Partindo de suas próprias lembranças dos tempos
de criança nos sítios paterno e do avô, onde imperavam homens opiniáticos e
decididos a lutar contra as adversidades do meio hostil, com suas terras
fracas e secas inclementes, vai o autor relatando os mais curiosos detalhes
da vida sofrida daquele povo. A infância terminava cedo, por volta dos sete
anos, quando as crianças já eram postas a trabalhar. A escola, por sua vez,
só funcionava em parte do ano, no período em que o braço infantil podia ser
dispensado do serviço. E os métodos de trabalho e produção se mantinham
arraigados e conservadores, salvo quando alguma inovação se impunha. Eram
incríveis os malabarismos de que lançavam mão para sobreviver nos piores
períodos, todos aprendidos a duras penas com a experiência dos antecessores.
Mas tudo isso não impedia a realização de festas, ajuntamentos, encontros em
bodegas e pequenas viagens, sempre com a alegria e a disposição fatalista de
que as coisas são assim e não há como alterá-las. As visitas do garoto ao
sítio do avô são relembradas como momentos de intenso prazer e alegria.

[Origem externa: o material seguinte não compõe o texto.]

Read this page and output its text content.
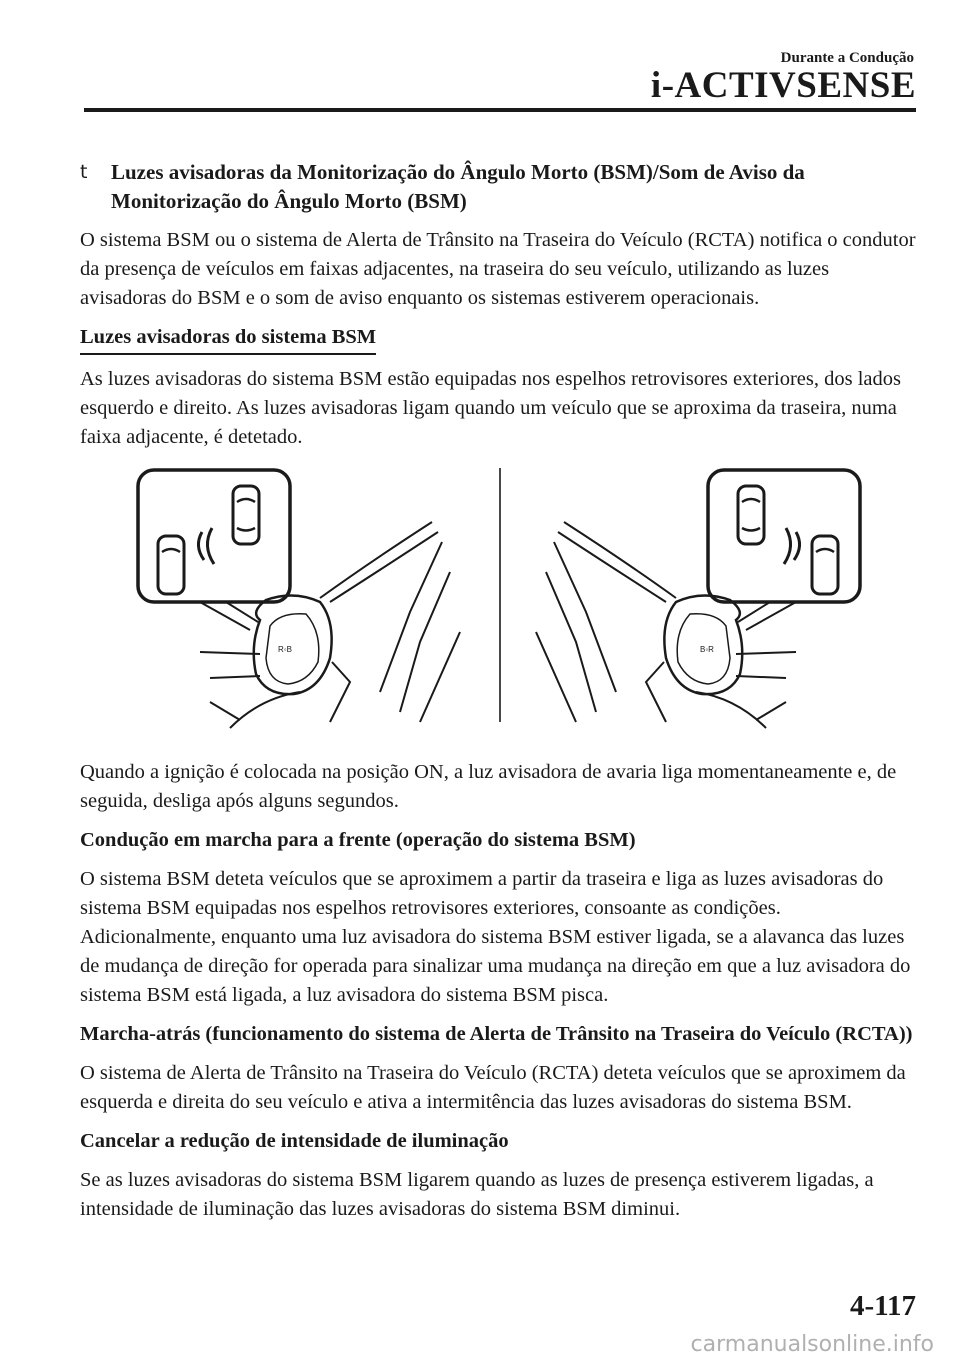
Durante a Condução
i-ACTIVSENSE
t Luzes avisadoras da Monitorização do Ângulo Morto (BSM)/Som de Aviso da Monitorização do Ângulo Morto (BSM)

O sistema BSM ou o sistema de Alerta de Trânsito na Traseira do Veículo (RCTA) notifica o condutor da presença de veículos em faixas adjacentes, na traseira do seu veículo, utilizando as luzes avisadoras do BSM e o som de aviso enquanto os sistemas estiverem operacionais.

Luzes avisadoras do sistema BSM

As luzes avisadoras do sistema BSM estão equipadas nos espelhos retrovisores exteriores, dos lados esquerdo e direito. As luzes avisadoras ligam quando um veículo que se aproxima da traseira, numa faixa adjacente, é detetado.

R◦B	B◦R

Quando a ignição é colocada na posição ON, a luz avisadora de avaria liga momentaneamente e, de seguida, desliga após alguns segundos.

Condução em marcha para a frente (operação do sistema BSM)

O sistema BSM deteta veículos que se aproximem a partir da traseira e liga as luzes avisadoras do sistema BSM equipadas nos espelhos retrovisores exteriores, consoante as condições. Adicionalmente, enquanto uma luz avisadora do sistema BSM estiver ligada, se a alavanca das luzes de mudança de direção for operada para sinalizar uma mudança na direção em que a luz avisadora do sistema BSM está ligada, a luz avisadora do sistema BSM pisca.

Marcha-atrás (funcionamento do sistema de Alerta de Trânsito na Traseira do Veículo (RCTA))

O sistema de Alerta de Trânsito na Traseira do Veículo (RCTA) deteta veículos que se aproximem da esquerda e direita do seu veículo e ativa a intermitência das luzes avisadoras do sistema BSM.

Cancelar a redução de intensidade de iluminação

Se as luzes avisadoras do sistema BSM ligarem quando as luzes de presença estiverem ligadas, a intensidade de iluminação das luzes avisadoras do sistema BSM diminui.

4-117
carmanualsonline.info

O livro é muito rico no registro dos usos e costumes regionais,
mostrando quão vasta é a cultura popular brasileira. Alguns desses relatos
são dos mais curiosos e o autor os descreve com grande fidelidade. No
período da quaresma, por exemplo, surgiam os grupos de alimentadores de
almas. Durante a noite, ao som de uma matraca, iam batendo de porta em porta
e acordando os moradores com suas rezas e cantorias. Época houve, relata o
autor, em que tantos eram os grupos que uns atrapalhavam os outros. Presumo
que havia alimentadores demais para almas de menos. Segundo velho costume,
durante a semana santa as raparigas amigadas nada podiam comer por conta do
amásio, caso ele vivesse com a família legítima. As amigadas, então, saíam
de porta em porta pedindo ajutório para alimentar a casa, e isso “desde a
quarta-feira de cinzas até o domingo da ressurreição.” Ainda no capítulo das
curiosidades, lembra que a colméia de abelhas alojada no oitão da casa se
mudou em definitivo e de maneira espontânea, com o falecimento do dono. “Se
não for colocada uma faixa de pano de luto sobre cada cortiço logo após a
morte do dono, as abelhas abandonam suas casas e somem no mundo” (p. 50).
Por outro lado, segundo diziam, seria costume guardar o dinheiro, em geral
moedas, em recipientes que eram enterrados em lugares secretos. Comentários
nesse sentido também corriam aqui no Sul sobre as cobiçadas “panelas” de
dinheiro que muitos procuravam. Segundo o autor, a alma do morto não
descansava enquanto ele não revelasse a alguém o local onde enterrou o seu
tesouro Só então sairia da penitência! Não será demais lembrar o gosto do
povo pelas apostas. Apostava tudo, até mesmo a quantidade de espirros que o
padre alérgico daria durante o sermão! Muitos outros fatos poderiam ser
referidos, mais não caberiam no espaço deste simples comentário.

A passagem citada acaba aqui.